Daylesford locals have converged on the town’s picturesque lake to stop contractors removing a flock of geese, and blocked the removal of four birds.
Hepburn Council last week voted to boot the more than 30 geese from Lake Daylesford, citing the $5000 clean-up bill and environmental damage, despite their popularity with tourists.
Three contractors descended on the lake about 1.30pm on Monday, and were met by about three dozen angry locals.
Chef and Daylesford Lake House owner Alla Wolf-Tasker confronted a contractor catching the geese with a net.
“The geese are very, very distressed. You can hear them calling,” Ms Wolf-Tasker told The Age.
Ms Wolf-Tasker said there was no consultation with the community, which she said was “a great concern” to her.
“I almost feel like I’m not in Australia, I almost feel like I’m in some other country.”
Tourists were lining the balconies of their rental properties to watch on, she said, and some families had taken their children away from the lake because it was causing “such distress”.

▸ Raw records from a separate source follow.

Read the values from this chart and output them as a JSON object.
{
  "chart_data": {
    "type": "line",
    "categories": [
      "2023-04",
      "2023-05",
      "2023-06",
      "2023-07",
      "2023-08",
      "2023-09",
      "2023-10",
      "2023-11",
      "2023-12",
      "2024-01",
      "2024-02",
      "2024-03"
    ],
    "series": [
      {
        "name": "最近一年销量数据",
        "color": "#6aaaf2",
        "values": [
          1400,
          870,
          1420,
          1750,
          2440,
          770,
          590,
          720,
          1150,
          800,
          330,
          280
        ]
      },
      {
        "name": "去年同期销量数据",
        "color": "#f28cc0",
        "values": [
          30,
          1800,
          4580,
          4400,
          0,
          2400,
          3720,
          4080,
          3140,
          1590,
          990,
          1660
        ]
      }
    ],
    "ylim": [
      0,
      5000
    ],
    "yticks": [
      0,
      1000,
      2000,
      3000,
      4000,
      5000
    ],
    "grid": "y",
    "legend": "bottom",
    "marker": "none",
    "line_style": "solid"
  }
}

“It’s been a day of savagery here, absolute savagery,” Ms Wolf-Tasker said.
Locals who could get away from work at the last minute went down, and people on their lunch breaks blockaded the lake with their cars to stop the contractors from taking the geese.
The council engaged a contractor to transport the geese – to a private sanctuary on the Mornington Peninsula – at a cost of $2750, to be funded through the shire’s biodiversity budget.

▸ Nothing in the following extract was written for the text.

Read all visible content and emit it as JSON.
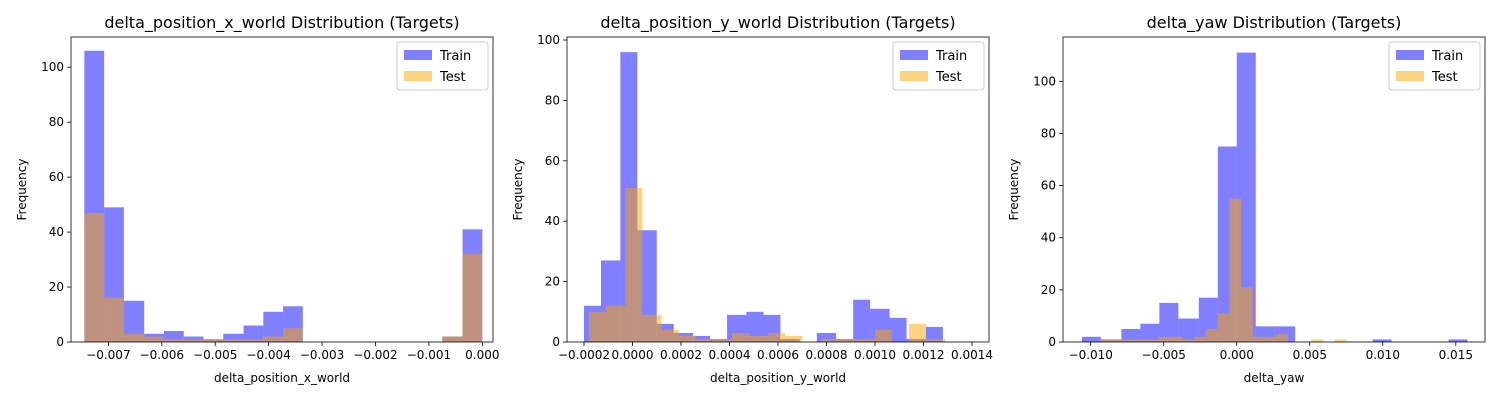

Victoria Police confirmed officers were on site to monitor the situation.
The 29 geese and some ducks were expected to arrive at their new home just after 7pm on Monday night.
Another four had to be left behind after being “cornered by the protesters” on to private land in Daylesford, and were pining for each other, Nigel Williamson from Animal Rescue Service said.
“I wasn’t happy with that at all … We wanted to keep them together,” Mr Williamson said.
The protesters “were very peaceful”, but the contractor said he was verbally abused and claimed he was almost pushed into the lake.
“It would have gone a lot smoother and a lot easier if we weren’t being interfered with by everybody.”
Mr Williamson said the locals had an “emotional attachment to the geese, which I fully understand and appreciate”.
But the contractor said it came down to the welfare of native wildlife and the health of the lake, as well as the geese themselves. Swans and other native birds would likely increase in numbers as a result, he said.
“Geese can be quite aggressive towards native animals … Native birds get chased off.”
He added that it was most humane to go ahead with the re-homing before breeding season because it would be “devastating to move a mother goose from her nest and eggs”.
Shire Mayor Don Henderson said council would be monitoring the lake for the remaining four geese.
In a statement posted to Facebook on Monday night, he said the council decision was based “on sound environmental, social and economic grounds”.
“The domestic geese were impacting the environment of the lake and driving away native birds (including black swans), there have been complaints from visitors to the lake about the aggressive behaviour of the birds (particularly during breeding season) and there are costs associated with cleaning-up after the geese,” Cr Henderson said.
“The rehomed geese and ducks will make their new home in an animal sanctuary, where they will have access to five dams on a secure private property.”
About 3400 people have signed a Change.org petition opposing the move.
The council last week said the removal would be done at a time to minimise stress to the geese.
A report prepared by the council’s biodiversity officer said the growing goose population was impacting native black swans – and costing the council $5000 a year to clean up droppings.
“Domestic geese and ducks stress native waterfowl, lake vegetation and reduce water quality,” the report said.